Dépassements d’honoraires : les propositions de MG France



Les négociations sur les dépassements d’honoraires entre l’Assurance-Maladie et les principaux syndicats de médecins libéraux vont se poursuivre durant plusieurs semaines avec une réunion de la « dernière » chance prévue pour le 17 octobre.
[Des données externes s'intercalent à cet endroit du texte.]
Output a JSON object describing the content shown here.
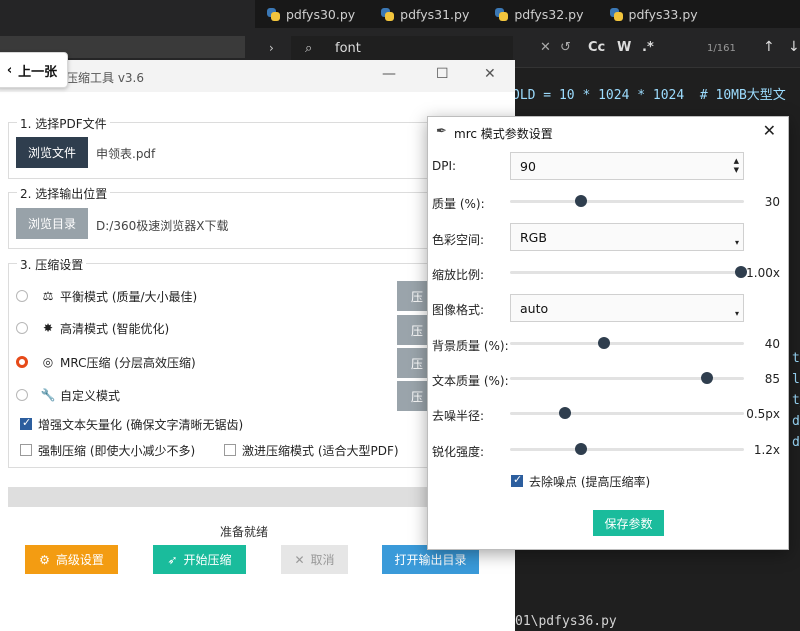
{
  "editor": {
    "tabs": [
      "pdfys30.py",
      "pdfys31.py",
      "pdfys32.py",
      "pdfys33.py"
    ],
    "find": {
      "query": "font",
      "options": [
        "Cc",
        "W",
        ".*"
      ],
      "count": "1/161"
    },
    "code_lines": [
      "OLD = 10 * 1024 * 1024  # 10MB大型文",
      "01\\pdfys36.py"
    ],
    "side_code": [
      "t)",
      "lt",
      "t_",
      "de",
      "de"
    ]
  },
  "main": {
    "title": "压缩工具 v3.6",
    "prev_button": "上一张",
    "section1": {
      "title": "1. 选择PDF文件",
      "button": "浏览文件",
      "file": "申领表.pdf"
    },
    "section2": {
      "title": "2. 选择输出位置",
      "button": "浏览目录",
      "path": "D:/360极速浏览器X下载"
    },
    "section3": {
      "title": "3. 压缩设置",
      "modes": [
        {
          "label": "平衡模式 (质量/大小最佳)",
          "icon": "balance-icon",
          "selected": false
        },
        {
          "label": "高清模式 (智能优化)",
          "icon": "sparkle-icon",
          "selected": false
        },
        {
          "label": "MRC压缩 (分层高效压缩)",
          "icon": "target-icon",
          "selected": true
        },
        {
          "label": "自定义模式",
          "icon": "wrench-icon",
          "selected": false
        }
      ],
      "side_button_label": "压",
      "options": [
        {
          "label": "增强文本矢量化 (确保文字清晰无锯齿)",
          "checked": true
        },
        {
          "label": "强制压缩 (即使大小减少不多)",
          "checked": false
        },
        {
          "label": "激进压缩模式 (适合大型PDF)",
          "checked": false
        }
      ]
    },
    "progress": 0,
    "status": "准备就绪",
    "buttons": {
      "advanced": "高级设置",
      "start": "开始压缩",
      "cancel": "取消",
      "open_output": "打开输出目录"
    },
    "colors": {
      "advanced": "#f39c12",
      "start": "#1abc9c",
      "cancel": "#e6e6e6",
      "open_output": "#3a9ad9"
    }
  },
  "dialog": {
    "title": "mrc 模式参数设置",
    "dpi": {
      "label": "DPI:",
      "value": "90"
    },
    "quality": {
      "label": "质量 (%):",
      "value": "30",
      "fraction": 0.3
    },
    "color_space": {
      "label": "色彩空间:",
      "value": "RGB"
    },
    "scale": {
      "label": "缩放比例:",
      "value": "1.00x",
      "fraction": 1.0
    },
    "image_format": {
      "label": "图像格式:",
      "value": "auto"
    },
    "bg_quality": {
      "label": "背景质量 (%):",
      "value": "40",
      "fraction": 0.4
    },
    "text_quality": {
      "label": "文本质量 (%):",
      "value": "85",
      "fraction": 0.85
    },
    "denoise_radius": {
      "label": "去噪半径:",
      "value": "0.5px",
      "fraction": 0.23
    },
    "sharpen": {
      "label": "锐化强度:",
      "value": "1.2x",
      "fraction": 0.3
    },
    "remove_noise": {
      "label": "去除噪点 (提高压缩率)",
      "checked": true
    },
    "save": "保存参数"
  }
}
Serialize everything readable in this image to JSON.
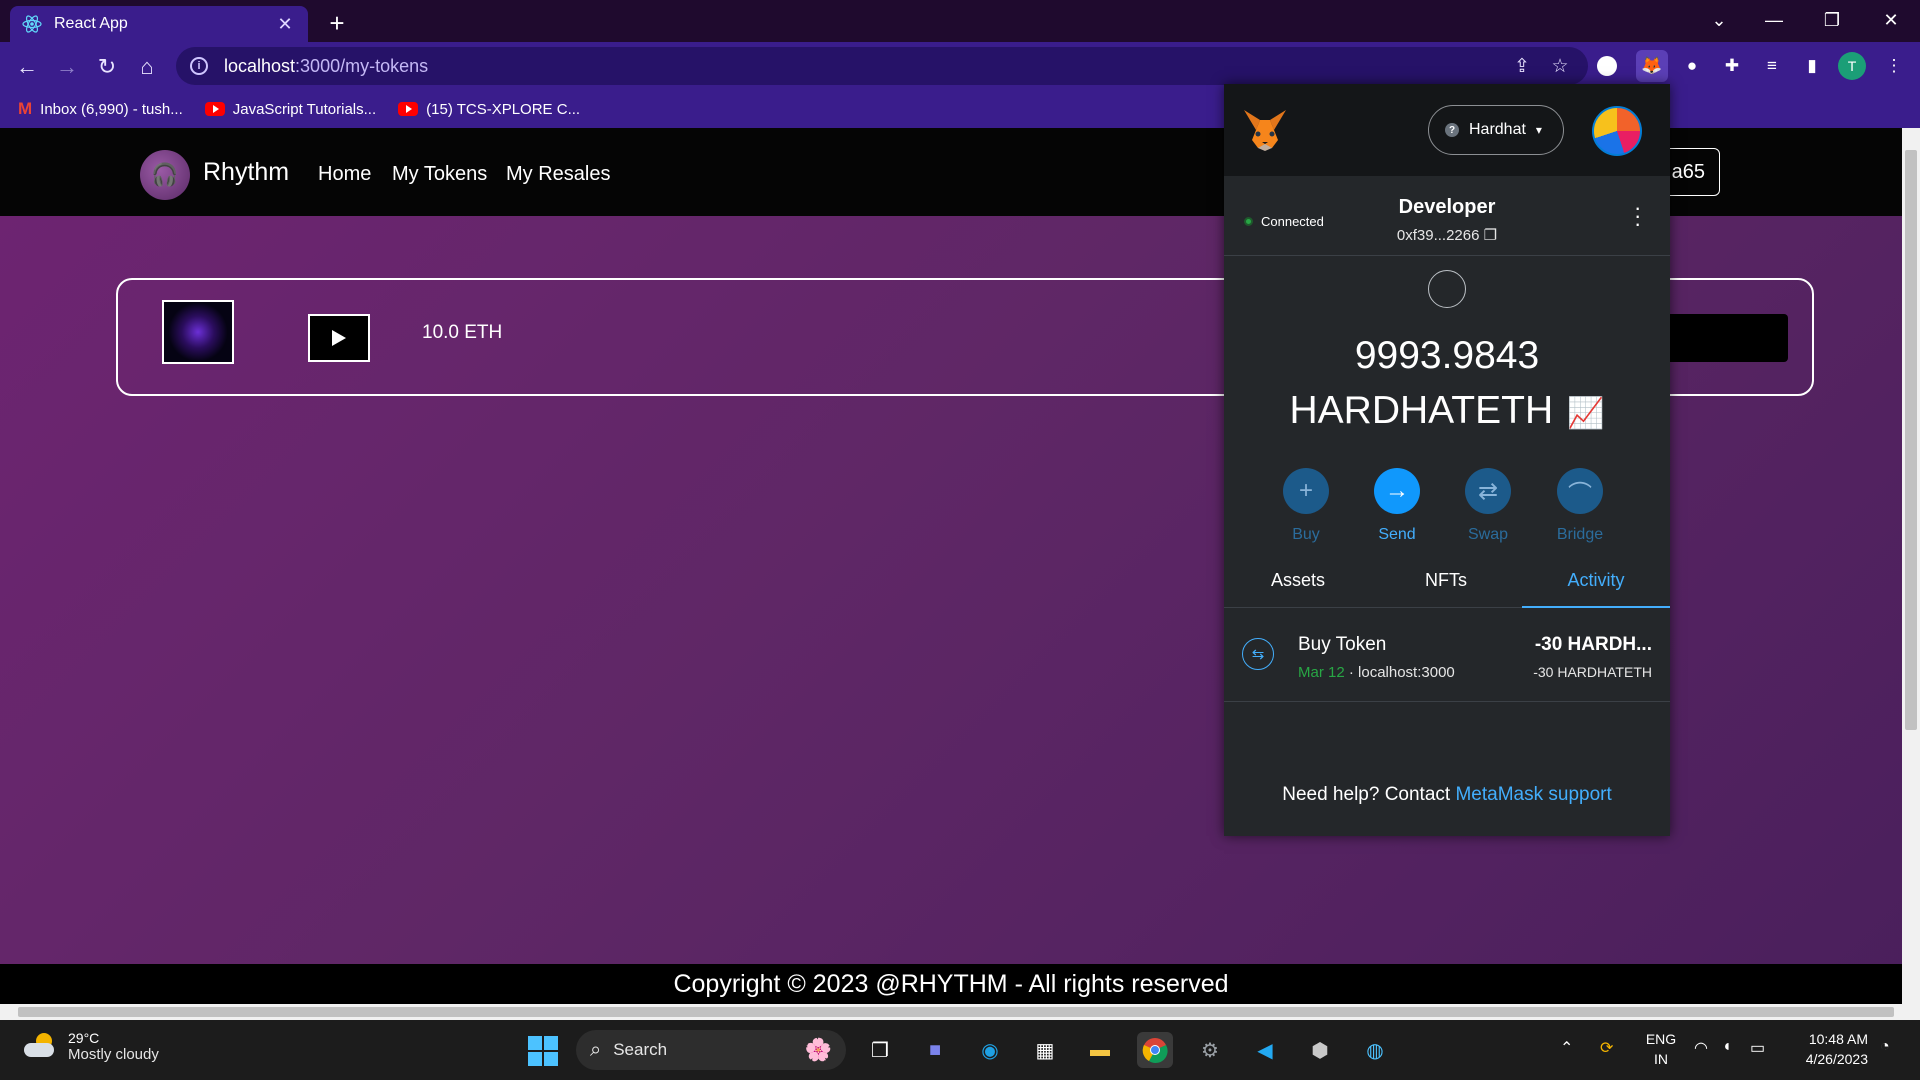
{
  "browser": {
    "tab_title": "React App",
    "tab_close": "✕",
    "new_tab": "+",
    "url_host": "localhost",
    "url_path": ":3000/my-tokens",
    "bookmarks": [
      {
        "label": "Inbox (6,990) - tush...",
        "icon": "gmail-icon"
      },
      {
        "label": "JavaScript Tutorials...",
        "icon": "youtube-icon"
      },
      {
        "label": "(15) TCS-XPLORE C...",
        "icon": "youtube-icon"
      }
    ],
    "profile_initial": "T"
  },
  "app": {
    "brand": "Rhythm",
    "nav": [
      "Home",
      "My Tokens",
      "My Resales"
    ],
    "account_button": "a65",
    "token": {
      "price": "10.0 ETH"
    },
    "footer": "Copyright © 2023 @RHYTHM - All rights reserved"
  },
  "metamask": {
    "network": "Hardhat",
    "network_icon": "?",
    "status": "Connected",
    "account_name": "Developer",
    "account_address": "0xf39...2266",
    "balance_amount": "9993.9843",
    "balance_symbol": "HARDHATETH",
    "actions": [
      "Buy",
      "Send",
      "Swap",
      "Bridge"
    ],
    "tabs": [
      "Assets",
      "NFTs",
      "Activity"
    ],
    "activity": [
      {
        "title": "Buy Token",
        "date": "Mar 12",
        "origin": " · localhost:3000",
        "amount": "-30 HARDH...",
        "amount_full": "-30 HARDHATETH"
      }
    ],
    "help_text": "Need help? Contact ",
    "help_link": "MetaMask support",
    "accent_color": "#43aefc"
  },
  "taskbar": {
    "temperature": "29°C",
    "weather": "Mostly cloudy",
    "search_label": "Search",
    "lang_1": "ENG",
    "lang_2": "IN",
    "time": "10:48 AM",
    "date": "4/26/2023"
  }
}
Et si les parties ne parviennent à s’entendre, la ministre de la santé, Marisol Touraine, a d’ores et déjà prévenu que le gouvernement prendrait toutes les dispositions législatives nécessaires dans le cadre du projet de loi sur le financement de la sécurité sociale.

En attendant, découvrons la réaction du syndicat MG France, premier syndicat de généralistes qui  propose  un « plan médecine générale et secteur 1 »

Le syndicat constate  que depuis sa création, le secteur 2 qui ne concerne que 25% des médecins libéraux, est source, non seulement d’inégalité dans l’accès aux soins, mais aussi de division des médecins libéraux. Il ne suffira pas du « spectacle » de quelques déconventionnements pour les médecins hors « normes », car cela sera sans effet réel sur l’accès aux soins.

Loin de régler la sous tarification d’un certain nombre d’actes, en particulier ceux des généralistes, des chirurgiens, des obstétriciens et des anesthésistes, le secteur 2 a provoqué une absence d’investissement dans le secteur 1. Il en résulte une profonde inégalité dans les niveaux de rémunérations des différentes spécialités, sans relation avec le service rendu à la population, et la disparition progressive de l’exercice le moins bien rémunéré, la médecine générale.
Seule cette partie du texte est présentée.